Die Inspiration bei neuen und alten Horror-Klassikern wird schnell deutlich und die Entwickler machen keinen Hehl daraus, sich Medien-übergreifend ordentlich an allem zwischen Psycho und Saw bedient zu haben, wobei die Konzentration auf dem aktuellen Zeitgeist liegen soll. Das lässt sich nicht nur an den vielen kleinen Hinweisen erkennen, sondern auch an der cineastischen Ästhetik und Atmosphäre, die das Spiel aufgreift und die sich vor allem in der Lichtstimmung wiederzufinden scheint.

Während die atmosphärische Nähe zum Film Until Dawn im ersten Moment gut zu tun scheint, hat der kurze Einblick, den ich bekommen konnte, noch nicht gezeigt, ob sich das auch über die Handlung sagen lässt. Inspiration und Klischee liegen sehr nah bei einander und Until Dawn könnte Gefahr laufen, die Balance kippen zu lassen und ins Lächerliche abzudriften. Das ist bei Horror zwar sehr häufig der Fall, dank der offensichtlichen Inspiration und bizarren Dialogen (“Hashtag there is a freaking ghost after us!”; "Suck an egg!") ist sie allerdings noch etwas präsenter als sonst.

Horror im Mainstream

Sowohl der Quick Time Event-Minimalismus des Gameplays als auch die Schmetterlingseffekt-artige Aufspaltung der Handlungsstränge erinnern sehr an Spiele wie Beyond: Two Souls. Until Dawn wirkt daher ein wenig, als hätte sich Quantic Dream dazu entschlossen, ein Horrorspiel zu entwickeln. Ob das nun gut oder schlecht ist, hängt von der Gesamtkomposition ab, allerdings steht die Chance so besonders gut, dass Action aufgrund reduzierter Mechanik eine eher untergeordnete Rolle spielt.
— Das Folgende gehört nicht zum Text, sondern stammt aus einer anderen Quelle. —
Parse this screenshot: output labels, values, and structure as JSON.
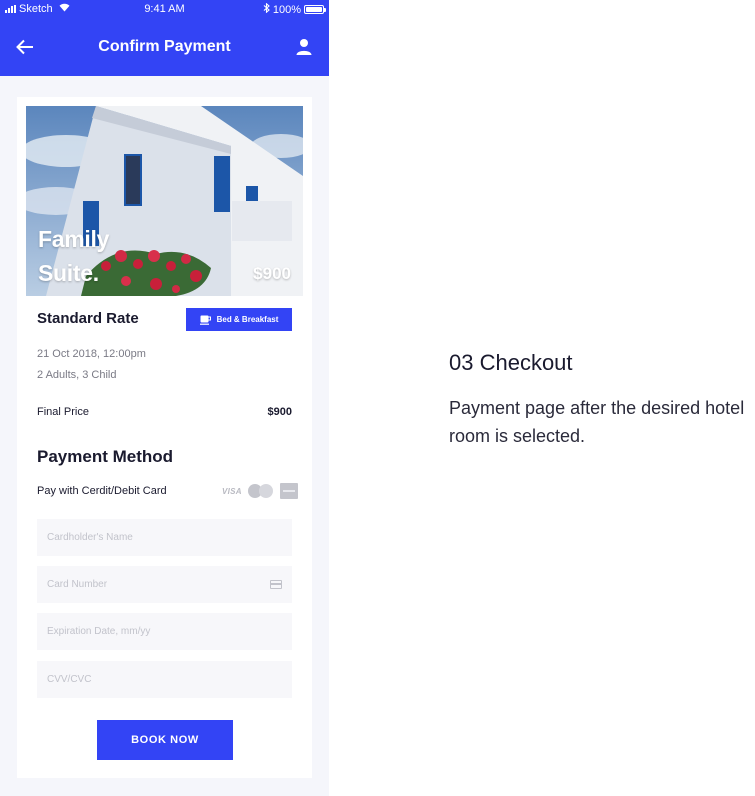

Zudem ist es ein großer Schritt für den Horror in ein Mainstream – sowohl im Bezug auf Gaming als auch darüber hinaus. Aufgrund der spielerisch leichten Zugänglichkeit, involvierten Schauspielern wie Hayden Panettiere und Brett Dalton und seinem Genre wirkt Until Dawn wie ein Spiel, das vor allem für Fans von Horrorfilmen gemacht wurde – egal, ob sie jemals einen Controller in der Hand gehalten haben oder nicht. Genre und Stimmung sollten aber verhindern, dass der Titel dabei Casual wird und die narrative Vielfalt könnte erfahrenen Spielern einen Anreiz geben, selbst wenn das Gameplay das nicht tun sollte.

Die Mischung aus Einsteigerfreundlichkeit, Core-Thematik und dem spielerischen Schmetterlingseffekt bietet interessante Möglichkeiten, die es so in Horror-Spielen noch nicht gab. Obwohl Until Dawn thematisch sehr klassisch, um nicht zu sagen kitschig, wirkt, eröffnet der ungewöhnliche Ansatz neue Möglichkeiten für die Zukunft.

Dass gleich an zwei neuen und noch dazu großen Horror-Marken gearbeitet wird, ist für Grusel-Fans in jedem Fall ein gutes Zeichen. Ob sie es letztendlich schaffen, das komatöse Genre zurück in den Mainstream zu bringen, bleibt abzuwarten. Sollten sich die AAA-Experimente bewahren, dürfen sich Horror-Anhänger in Zukunft sicherlich über weitere Titel dieser Art freuen. Und zur Not bleiben uns ja immer noch Indies.

Was haltet ihr von den Horror-Neuankündigungen? Freut ihr euch auf Until Dawn und The Evil Within?